I'm thinking. I'm thinking.


Doward Wilson said...

What a delightful & laugh aloud post. Hoping that your next post is sooner than 4 months. Wishing a scorpion & snake free trip.

Unknown said...

Wonderful post!! Enjoy your upcoming retirement...God knows you earned it! Traveling around in The Novella sounds like a blast to me!! I will be traveling vicariously through you!!!!

Susan Koppelman said...

Wonderful post. Here's a thing about scorpions: I was once bitten by one of them and it hurt hurt HURT! The kind of pain -- electric shock. I didn't know what to do. I didn't know if I should get to a hospital or call 911. I didn't know what to do. Was the venom traveling up my arm and heading directly towards my heart! What should I do?

I called the poison center people. Why is a whole other story but I do recommend calling them because they are always terrific, responsive, informed, good humored, seemingly glad for your call. So I asked them what I should do about having been bitten, stung, whatdoyoucallit? on the knuckle of one of my thumbs.

The woman asked me a bunch of questions about my pulse and heart and stuff and finally she said, "I think you'll be just fine. And now that the pain is probably gone it might interest you to know that certain Native American medical systems say that scorpion venom is a great treatment for arthritis. Do you have arthritis?"

"Yes, three different kinds. I'm losing the ability to use my hands. My hands are so painful I worry that pretty soon I won't be able to take care of myself."

"Sorry to hear that. I hope the Native lore is true. I hope you feel better."

And I did. It's probably been twenty years since that happened and that joint is still the least deformed and dysfunctional of all of them.

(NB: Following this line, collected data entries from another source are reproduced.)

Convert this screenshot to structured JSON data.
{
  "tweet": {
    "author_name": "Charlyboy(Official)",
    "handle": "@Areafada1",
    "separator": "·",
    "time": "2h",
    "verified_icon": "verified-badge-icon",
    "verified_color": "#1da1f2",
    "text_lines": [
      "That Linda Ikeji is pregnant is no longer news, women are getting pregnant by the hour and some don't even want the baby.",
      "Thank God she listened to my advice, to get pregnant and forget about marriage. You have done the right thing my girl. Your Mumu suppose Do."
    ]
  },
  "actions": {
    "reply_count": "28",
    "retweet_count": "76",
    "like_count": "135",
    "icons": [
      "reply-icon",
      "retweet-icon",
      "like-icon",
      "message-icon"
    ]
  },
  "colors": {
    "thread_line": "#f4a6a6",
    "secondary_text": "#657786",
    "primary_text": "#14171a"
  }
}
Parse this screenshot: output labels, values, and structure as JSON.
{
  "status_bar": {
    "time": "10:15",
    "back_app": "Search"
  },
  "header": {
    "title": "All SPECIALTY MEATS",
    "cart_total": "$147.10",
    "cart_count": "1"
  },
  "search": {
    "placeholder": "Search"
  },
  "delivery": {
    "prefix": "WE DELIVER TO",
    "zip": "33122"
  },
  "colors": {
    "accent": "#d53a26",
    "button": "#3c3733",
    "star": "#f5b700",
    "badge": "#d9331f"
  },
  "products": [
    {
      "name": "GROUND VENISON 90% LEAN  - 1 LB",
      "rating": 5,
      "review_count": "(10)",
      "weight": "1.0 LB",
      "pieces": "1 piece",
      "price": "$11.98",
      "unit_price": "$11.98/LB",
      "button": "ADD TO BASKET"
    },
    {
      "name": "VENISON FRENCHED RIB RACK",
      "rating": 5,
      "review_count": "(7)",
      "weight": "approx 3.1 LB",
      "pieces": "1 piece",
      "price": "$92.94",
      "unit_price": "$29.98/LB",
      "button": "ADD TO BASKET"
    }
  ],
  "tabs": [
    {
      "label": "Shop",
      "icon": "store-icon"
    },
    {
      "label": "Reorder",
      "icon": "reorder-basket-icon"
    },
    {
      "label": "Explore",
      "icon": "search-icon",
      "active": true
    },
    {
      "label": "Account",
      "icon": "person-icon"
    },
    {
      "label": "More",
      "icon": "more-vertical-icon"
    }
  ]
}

Now don't take my word for it. I don't know if I believe that what was sequential was causally related. I don't have any idea what happened or why. I'm glad for the pain mitigation.

I told you this story hoping to alleviate your (somewhat fascinated) horror at the thought of encountering snakes and scorpions when you come to the great Southwest Desert. We moved here 22 years ago. We had those same (somewhat fascinated) horror. If you're interested, I'll tell you the story of our encounter with a nest of rattlesnakes sleeping in the sand of a dry wash on a hot May afternoon.

Susan Koppelman said...

PS. One of the changes I have seen in our society in my lifetime that I like is a spread of the idea that there isn't just one way of doing medicine. Many of us have become familiar with all kinds of medical systems generated in other cultures. And research is done on all those systems to see what can be "scientifically" verified, replicated, validated, all that sciency stuff. My favorite outcome of all of this is the "discovery" that chicken soup really is good for you. I have heard it referred to as "Jewish penicillin." I wonder if other ethnicities or cultures have their own name for chicken soup. When the belief that that was true was referred to in the period before the validation of what had been claimed for it: it is a healing substance. I have also heard it referred to a "grandmother tales." It is often attributed to "folk medicine."

I would expect to have encountered such medical beliefs in the fiction I read. They create a great opportunity for conflict in a plot -- people with equal interest in the well-being of someone cherished by many who each believe that their medical system can save our beloved.